L’albo d’oro del Tour de France, per esempio, è stato più volte corretto, vincitori come Armstrong e Contador si sono visti cancellare i loro successi, campioni come Basso e Ullrich sono stati squalificati, è mai possibile applaudire un vincitore senza conoscere la lealtà dei suoi successi? È giusto che l’esito di una gara sportiva sia ribaltato a posteriori dai controlli anti-doping?

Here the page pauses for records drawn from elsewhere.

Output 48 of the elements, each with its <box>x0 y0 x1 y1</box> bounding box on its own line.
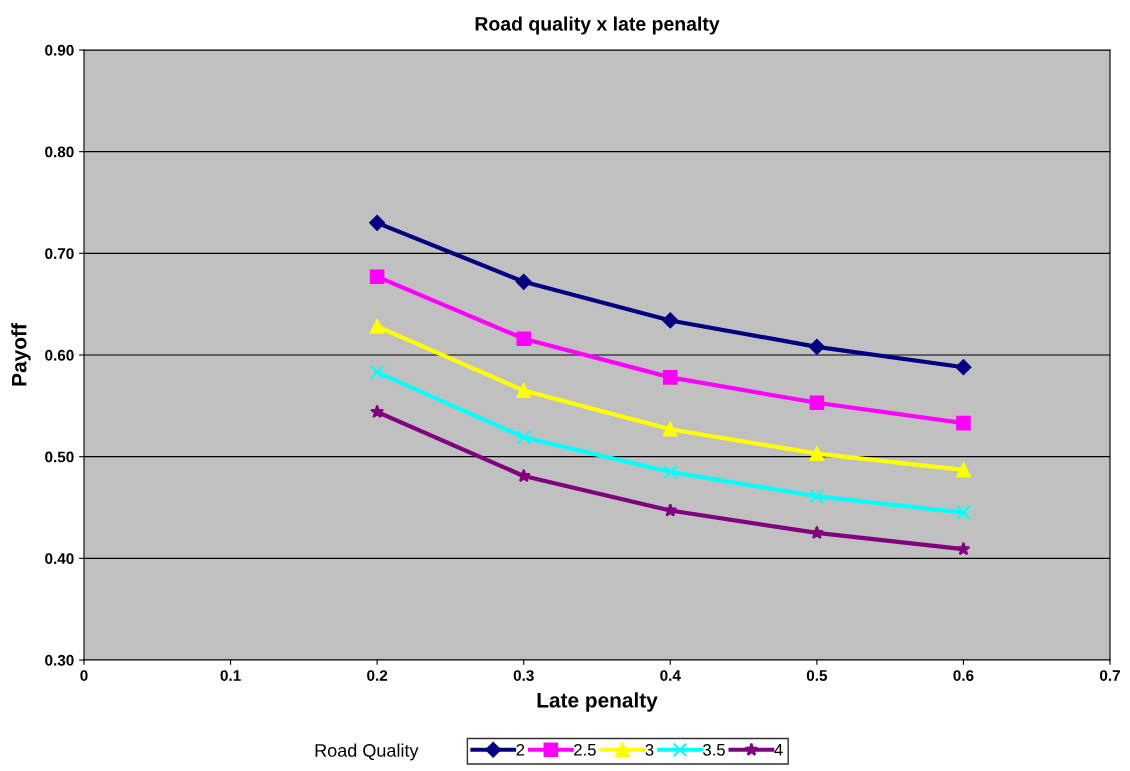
y-tick-label: 0.90 <box>45 44 74 56</box>
legend-label: 4 <box>774 744 783 756</box>
legend-label: 2.5 <box>574 743 596 756</box>
point <box>955 359 972 376</box>
point <box>369 364 385 380</box>
point <box>663 464 678 480</box>
x-tick-label: 0.4 <box>660 670 681 681</box>
point <box>663 421 678 437</box>
point <box>956 462 971 478</box>
point <box>369 269 385 285</box>
point <box>956 505 971 520</box>
x-tick-label: 0 <box>80 670 88 681</box>
point <box>662 312 679 329</box>
point <box>516 468 531 483</box>
x-tick-label: 0.5 <box>806 670 828 681</box>
legend-title: Road Quality <box>315 743 419 761</box>
point <box>809 395 825 411</box>
point <box>515 273 532 290</box>
y-tick-label: 0.80 <box>45 146 74 158</box>
point <box>663 503 678 517</box>
point <box>516 383 531 398</box>
legend-label: 3.5 <box>703 743 725 756</box>
point <box>956 541 971 556</box>
x-tick-label: 0.6 <box>953 670 974 681</box>
point <box>516 331 531 347</box>
x-axis-title: Late penalty <box>537 692 658 712</box>
x-tick-label: 0.2 <box>367 670 388 681</box>
y-tick-label: 0.30 <box>45 654 74 666</box>
legend-label: 2 <box>516 743 525 756</box>
y-tick-label: 0.60 <box>45 349 74 361</box>
point <box>369 214 386 231</box>
legend-label: 3 <box>645 743 654 756</box>
y-tick-label: 0.70 <box>45 248 74 260</box>
x-tick-label: 0.3 <box>513 670 534 681</box>
point <box>369 319 385 334</box>
x-tick-label: 0.1 <box>220 670 241 681</box>
point <box>809 489 825 504</box>
point <box>370 404 385 419</box>
point <box>516 430 531 445</box>
y-axis-title: Payoff <box>11 323 31 386</box>
point <box>808 338 825 355</box>
y-tick-label: 0.50 <box>45 451 74 463</box>
chart-title: Road quality x late penalty <box>475 16 720 35</box>
point <box>663 370 678 385</box>
point <box>809 446 825 461</box>
point <box>956 415 971 431</box>
x-tick-label: 0.7 <box>1099 670 1120 681</box>
y-tick-label: 0.40 <box>45 553 74 565</box>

Una serie infinita di casi legati alle sostanza proibite hanno gettato più di un’ombra su questo sport, l’utopia di un ciclismo veramente pulito rimarrà sempre tale, quindi mi sono chiesto se fossimo arrivati al punto di legalizzare il doping, perlomeno per creare un rapporto con i tifosi basato sulla sincerità. Ho subito pensato che fosse la scelta giusta, è inutile prendere per il culo il mondo intero, i ciclisti si dopano tutti, il primo passo è ammetterlo. Inoltre pensavo che magari l’ammissione di colpa avrebbe scatenato un grande senso di imbarazzo nei ciclisti e nelle federazioni ( consapevoli e complici come l’ Unione Ciclistica Internazionale con Lance Armstrong), un imbarazzo e una presa di coscienza necessari per rendersi conto del tunnel pericoloso che avevano imboccato.

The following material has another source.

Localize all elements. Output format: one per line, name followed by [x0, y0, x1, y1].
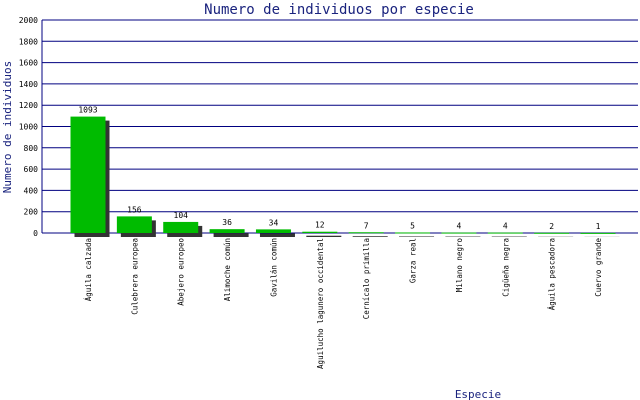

Poi però ho capito che tutto questo non potrà mai avvenire e forse sarà giusto così. Legalizzare il doping potrebbe portare ad una gara tra sostanze dopanti, vincerebbe chi si droga di più, sarebbe una corsa per sintetizzare la sostanza migliore, con i ciclisti usate come cavie da laboratorio assetate di vittoria a tutti i costi. Adesso è più o meno così, ma tutti cercano di nascondersi senza ammettere mai le proprie colpe, con occhi ingenui che si chiudono e titoli di giornale che proclamano Nibali come la speranza di un ciclismo pulito.

Il punto è che la salute dei ciclisti è sempre a rischio, la legalizzazione aumenterebbe questo rischio e eliminerebbe ogni senso di pudore, vincerebbe la sincerità ma di sicuro non lo sport. Comunque non sono ancora convinto di quale sia la soluzione giusta, ma sono sicuro che se aspettiamo che il ciclismo con gare di 20 tappe in 21 giorni si ripulisca da solo, allora aspetteremo invano.